Teaching gender safety in Bangladesh
One of the dangers of teaching safety to women journalists is to paint them as vulnerable and unintentionally undermine them, allowing for the environment in which women are kept away from reporting big stories on safety grounds.
I still remember vividly a burly security advisor’s safety pronouncement years ago in Egypt: ‘no girlies’. Actual quote.
‘Girlies’. That was easy enough, of course: he was let go never to come back again, and the ‘girlies’ stayed; but so did the issue of how to address and deal with dangers that women face as journalists. Bangladesh was possibly the last place I expected to solve this problem to me.
Fojo’s Bangladesh Project Director, Sofia Hultqvist, promptly pointed out the issue in my presentation, saying I’m singling out women as facing extra dangers. Well, yes, me and the rest of the world. ‘But couldn’t you just cover dangers for men and dangers for women?’
It was a simple request, almost too easy to dismiss.
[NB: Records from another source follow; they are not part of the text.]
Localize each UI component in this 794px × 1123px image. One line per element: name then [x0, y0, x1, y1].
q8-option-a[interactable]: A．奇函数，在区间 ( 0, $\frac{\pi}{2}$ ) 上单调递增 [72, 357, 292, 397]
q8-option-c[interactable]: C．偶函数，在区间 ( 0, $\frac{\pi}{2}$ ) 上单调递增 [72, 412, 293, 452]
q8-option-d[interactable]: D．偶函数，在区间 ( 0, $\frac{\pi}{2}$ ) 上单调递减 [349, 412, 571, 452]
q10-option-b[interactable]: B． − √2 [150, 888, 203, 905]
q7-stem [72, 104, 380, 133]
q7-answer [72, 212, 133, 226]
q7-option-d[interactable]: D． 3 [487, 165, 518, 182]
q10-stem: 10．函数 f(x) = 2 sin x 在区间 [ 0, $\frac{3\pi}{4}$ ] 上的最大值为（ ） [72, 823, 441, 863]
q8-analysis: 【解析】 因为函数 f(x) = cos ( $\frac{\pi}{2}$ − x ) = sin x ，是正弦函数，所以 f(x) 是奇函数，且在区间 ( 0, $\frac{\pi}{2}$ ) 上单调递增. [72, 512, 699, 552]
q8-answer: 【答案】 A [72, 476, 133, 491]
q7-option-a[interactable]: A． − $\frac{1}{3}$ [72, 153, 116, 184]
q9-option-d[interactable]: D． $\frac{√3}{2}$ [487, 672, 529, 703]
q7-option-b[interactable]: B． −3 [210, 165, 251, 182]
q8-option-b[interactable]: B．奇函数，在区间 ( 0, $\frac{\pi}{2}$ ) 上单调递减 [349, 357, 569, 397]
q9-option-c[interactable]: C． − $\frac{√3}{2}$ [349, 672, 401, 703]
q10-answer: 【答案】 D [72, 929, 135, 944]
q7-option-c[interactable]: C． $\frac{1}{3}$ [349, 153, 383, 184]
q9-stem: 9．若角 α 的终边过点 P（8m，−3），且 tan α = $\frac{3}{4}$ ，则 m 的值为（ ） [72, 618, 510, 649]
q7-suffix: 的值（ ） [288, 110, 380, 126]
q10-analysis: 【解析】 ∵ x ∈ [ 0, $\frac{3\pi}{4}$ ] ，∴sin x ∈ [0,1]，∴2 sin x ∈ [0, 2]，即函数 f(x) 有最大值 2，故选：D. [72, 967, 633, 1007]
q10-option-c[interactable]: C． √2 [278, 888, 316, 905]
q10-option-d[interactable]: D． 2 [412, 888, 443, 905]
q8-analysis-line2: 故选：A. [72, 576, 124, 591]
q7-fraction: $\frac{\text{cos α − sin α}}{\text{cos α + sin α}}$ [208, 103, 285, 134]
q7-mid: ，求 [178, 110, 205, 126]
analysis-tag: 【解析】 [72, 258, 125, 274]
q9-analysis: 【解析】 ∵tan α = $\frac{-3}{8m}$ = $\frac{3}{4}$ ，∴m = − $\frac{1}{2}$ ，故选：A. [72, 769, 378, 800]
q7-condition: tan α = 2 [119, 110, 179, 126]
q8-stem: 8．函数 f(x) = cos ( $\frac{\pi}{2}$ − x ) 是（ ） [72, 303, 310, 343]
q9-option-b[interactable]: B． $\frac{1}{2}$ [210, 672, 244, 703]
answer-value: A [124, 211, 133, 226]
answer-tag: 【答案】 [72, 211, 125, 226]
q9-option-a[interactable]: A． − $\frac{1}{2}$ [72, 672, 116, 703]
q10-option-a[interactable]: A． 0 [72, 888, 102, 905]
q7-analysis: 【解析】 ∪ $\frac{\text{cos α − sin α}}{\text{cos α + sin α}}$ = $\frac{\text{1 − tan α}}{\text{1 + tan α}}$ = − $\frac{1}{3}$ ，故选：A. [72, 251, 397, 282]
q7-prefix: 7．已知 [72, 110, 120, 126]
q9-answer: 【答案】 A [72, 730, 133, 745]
Could I? Are there gender-specific threats I could address?
The more I thought about it, the more it made sense: while men of course are not immune to rape, we teach it as a threat to women because it’s far more probable for women than men in crowds. Beatings on the other hand, while possible for women, are far more probable for men in similar situations. Enter gender specific training for behaving in the crowd.
No police colors, no sunglasses. Men.
No buttoned shirts, no pony tails. Women.
Comfortable shoes so you can run if needed – all around. And so on and on.
To (over)simplify: make yourself appear less threatening if you’re a man, more threatening if you’re a woman.
The response was fascinating. OK, it may have had something to do with my contortions when demonstrating how to curl up properly when beaten, and how someone can pull you to the ground if your hair is tied in the back. Nothing like a momentary loss of dignity on the instructor’s part to produce interest. But still. There were follow-up questions from both sides. Engagement on both sides. A changing mindset, if you will.
And a ‘why didn’t I think of it?’ from my side.
It’s not like I haven’t singled out groups by threats they face before: camera people (most likely to unknowingly push anyone, including, say, a policeman out of the way of the prefect shot), correspondents (most likely to get too close to action with their backs turned to the source of danger)…
The idea there is to teach crews to take care of each other, to be aware of the dangers they’re facing, but also the dangers that those around them might encounter. It forges a bond, rather than resentment. The same is applicable to gender specific threats: we’re out there to protect each other, and we face different dangers.
Like any good idea, once you hear it for the first time, it seems like it’s always been there. I just wish I thought of it.